Tout commence en 2003. Jorge Mendes, l’agent qui monte, n’est prophète qu’en son pays, où il a symboliquement détrôné José Veiga à l’issue d’une baston improvisée à l’aéroport de Portela en 2001. Mais ça ne suffit pas. Mendes en veut toujours plus. Il veut se faire une place au sommet du football européen. Ça tombe bien, il y a, dans sa liste de clients, un jeune homme qui rêve du même destin que lui. Cristiano Ronaldo, 18 ans, sort de sa première saison professionnelle, mais est déjà trop grand pour le Sporting. Le patron de Gestifute en est conscient et tente de refiler son poulain à de gros noms européens, dont le FC Valence. « (Mendes) nous avait proposé Ronaldo pour 9 millions d’euros. On y a réfléchi, puis Manchester a joué un match amical contre le Sporting. Ils ont fini par l’acheter à la fin du match » , raconte Manuel Llorente, ancien président et actionnaire des Murcielagos. C’est là le premier contact entre le super agent et les Ches.
Ces derniers ne le savent pas encore, mais une dizaine d’années plus tard, le Portugais deviendra l’homme le plus influent du club, par l’intermédiaire de Peter Lim, et sera à l’origine de plusieurs crises internes. La pomme de la discorde entre le clan Mendes-Lim et celui de l’ancien président, Amadeo Salvo (dans lequel on peut inclure Rufete, ndlr) s’appelle Nuno Espirito Santo.

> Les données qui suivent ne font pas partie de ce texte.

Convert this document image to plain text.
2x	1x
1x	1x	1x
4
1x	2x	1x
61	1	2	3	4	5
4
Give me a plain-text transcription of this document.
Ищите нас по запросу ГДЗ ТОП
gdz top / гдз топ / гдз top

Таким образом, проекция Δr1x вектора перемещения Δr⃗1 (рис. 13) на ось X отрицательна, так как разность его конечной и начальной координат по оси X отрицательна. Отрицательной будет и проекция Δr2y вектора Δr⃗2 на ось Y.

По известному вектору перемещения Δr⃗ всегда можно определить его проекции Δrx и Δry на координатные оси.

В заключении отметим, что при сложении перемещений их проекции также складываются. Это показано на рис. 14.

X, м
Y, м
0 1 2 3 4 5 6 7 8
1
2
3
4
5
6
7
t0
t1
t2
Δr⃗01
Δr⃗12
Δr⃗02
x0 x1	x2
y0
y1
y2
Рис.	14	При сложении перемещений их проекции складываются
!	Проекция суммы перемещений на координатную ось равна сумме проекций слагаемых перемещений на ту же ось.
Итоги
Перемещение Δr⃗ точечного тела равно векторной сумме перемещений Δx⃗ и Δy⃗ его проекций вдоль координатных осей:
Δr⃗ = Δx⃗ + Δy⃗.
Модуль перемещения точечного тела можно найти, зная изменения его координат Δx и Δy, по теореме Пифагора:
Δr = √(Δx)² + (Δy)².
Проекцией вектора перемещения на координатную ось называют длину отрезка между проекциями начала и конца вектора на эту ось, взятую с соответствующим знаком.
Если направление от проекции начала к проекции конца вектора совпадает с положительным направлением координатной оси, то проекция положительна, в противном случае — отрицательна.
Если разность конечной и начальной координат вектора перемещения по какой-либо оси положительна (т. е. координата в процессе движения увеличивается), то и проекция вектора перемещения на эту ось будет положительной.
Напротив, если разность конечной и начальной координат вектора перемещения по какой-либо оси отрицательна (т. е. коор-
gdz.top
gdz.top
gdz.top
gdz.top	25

Pistonné par celui qui gère sa carrière depuis 1996, l’ancien gardien du FC Porto est arrivé sur le banc de Mestalla en 2014 contre la volonté de Salvo et du directeur sportif Rufete, alors favorables à la prolongation du contrat de Juan Antonio Pizzi. Grâce à sa relation privilégiée avec Mendes, Nuno voit sa marge de manœuvre augmenter et celle du duo Salvo-Rufete décroître, poussant ce dernier à quitter le club au début du mois de juillet dernier. « Ça n’aurait aucun sens si je décidais de rester sans pouvoir décider de quoi que ce soit. Aujourd’hui, Peter Lim est aux commandes, c’est lui qui prend les décisions » , expliquait Salvo le jour de son départ dans la presse espagnole.
Bars mancuniens à Singapour et rachat manqué de Liverpool
Pour comprendre comment le richissime homme d’affaires en est venu à arracher le FC Valence des mains du groupe Bankia en 2014, il faut remonter plusieurs années en arrière. Fils de vendeurs de poissons, diplômé en finances et comptabilité à l’université de Perth, en Australie, le Singapourien est un véritable self made man. Après ses études, il retourne au pays et intègre la bourse nationale, où il gagne le surnom de « roi des commissions » , avant de se lancer dans le fructueux commerce d’huile de palme. Bien lui en prend, car c’est précisément grâce à l’ingrédient décrié que Lim devient l’un des hommes les plus riches du pays. Grâce à sa nouvelle fortune, il investit un peu partout, du BTP aux fringues en passant par une chaîne de cliniques privées. Très vite, il pense au football, l’un de ses sports favoris.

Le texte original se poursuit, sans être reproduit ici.